Just a few years after Dorfman penned Death and the Maiden, the Argentine playwright Ricardo Monti wrote another play as his own country was adjusting to its emergence from dictatorship. Monti's The Obscurity of Reason draws upon Greek tragedy to show a brother and sister who overthrow the violent and corrupt regime of their mother and stepfather. Though the brother, Mariano, is horrified by the deed he commits against the tyrants, his sister Alma rejoices in it, comparing her mother's blood to "red champagne."

Nor does Alma's thirst for justice end with a couple of deaths. She wishes to kill all the henchmen of the old regime, demanding "A knife / for the knifed, / jail / for the jailed." Alma's lust for blood seems unquenchable, and the play is only resolved by a dues ex machina bringing peace and showering Mariano with light. Heaven could be a substitute for earthly justice, but Alma rejects such an easy solution, choosing to remain a "dark ray" as the world is enveloped in "ever-growing light." Again, any attempt at justice fails.

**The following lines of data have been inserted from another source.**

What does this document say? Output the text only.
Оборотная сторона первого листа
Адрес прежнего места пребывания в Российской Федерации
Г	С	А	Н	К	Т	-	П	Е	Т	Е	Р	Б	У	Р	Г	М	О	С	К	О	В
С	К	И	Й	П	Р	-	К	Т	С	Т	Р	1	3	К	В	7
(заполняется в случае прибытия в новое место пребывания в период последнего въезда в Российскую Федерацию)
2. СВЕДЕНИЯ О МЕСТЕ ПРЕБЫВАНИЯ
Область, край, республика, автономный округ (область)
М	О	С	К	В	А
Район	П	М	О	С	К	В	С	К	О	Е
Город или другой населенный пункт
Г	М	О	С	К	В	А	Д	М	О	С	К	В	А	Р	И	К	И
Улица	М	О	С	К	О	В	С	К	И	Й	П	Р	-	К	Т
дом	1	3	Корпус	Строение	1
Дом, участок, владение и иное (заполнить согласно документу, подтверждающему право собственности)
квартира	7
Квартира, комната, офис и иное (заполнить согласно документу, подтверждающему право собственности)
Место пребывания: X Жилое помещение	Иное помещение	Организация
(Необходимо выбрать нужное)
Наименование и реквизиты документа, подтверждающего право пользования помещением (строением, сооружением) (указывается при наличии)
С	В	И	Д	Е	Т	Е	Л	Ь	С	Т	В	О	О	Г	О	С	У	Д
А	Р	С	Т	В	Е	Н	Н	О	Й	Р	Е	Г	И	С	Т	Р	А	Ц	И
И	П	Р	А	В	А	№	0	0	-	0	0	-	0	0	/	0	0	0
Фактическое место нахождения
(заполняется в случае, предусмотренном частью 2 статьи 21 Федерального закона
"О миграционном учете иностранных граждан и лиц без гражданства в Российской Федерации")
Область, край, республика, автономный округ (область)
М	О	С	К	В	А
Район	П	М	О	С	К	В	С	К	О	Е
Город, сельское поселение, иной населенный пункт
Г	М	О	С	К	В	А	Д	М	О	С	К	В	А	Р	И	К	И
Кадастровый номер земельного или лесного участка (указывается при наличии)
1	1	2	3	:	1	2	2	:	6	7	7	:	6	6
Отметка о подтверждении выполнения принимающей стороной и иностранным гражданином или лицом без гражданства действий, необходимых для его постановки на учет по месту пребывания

Guillermo Calderon made the impossibility of justice a central theme of his 2011 play Villa. The play depicts three women, all named Alejandra, arguing over what to do with an old villa that was used as a torture camp in Chile. The villa could be preserved, but that would amount to a sort of Torture Disneyland. It could be replaced with a computer-filled museum, but a sterile museum would also be an affront to the real pain that happened there. The villa could be replaced with an empty field, essentially doing nothing in response to the tragedy, but this seems to be the worst solution of all.

In the end, the horror of what happened under the dictatorship is too great for any act to be the "right thing" to do. No justice can ever be possible. Villa does, however, offer one small consolation. Though the three Alejandras are unable to come to a decision, they do come to understand each other a bit more. Justice might be impossible, but community is not.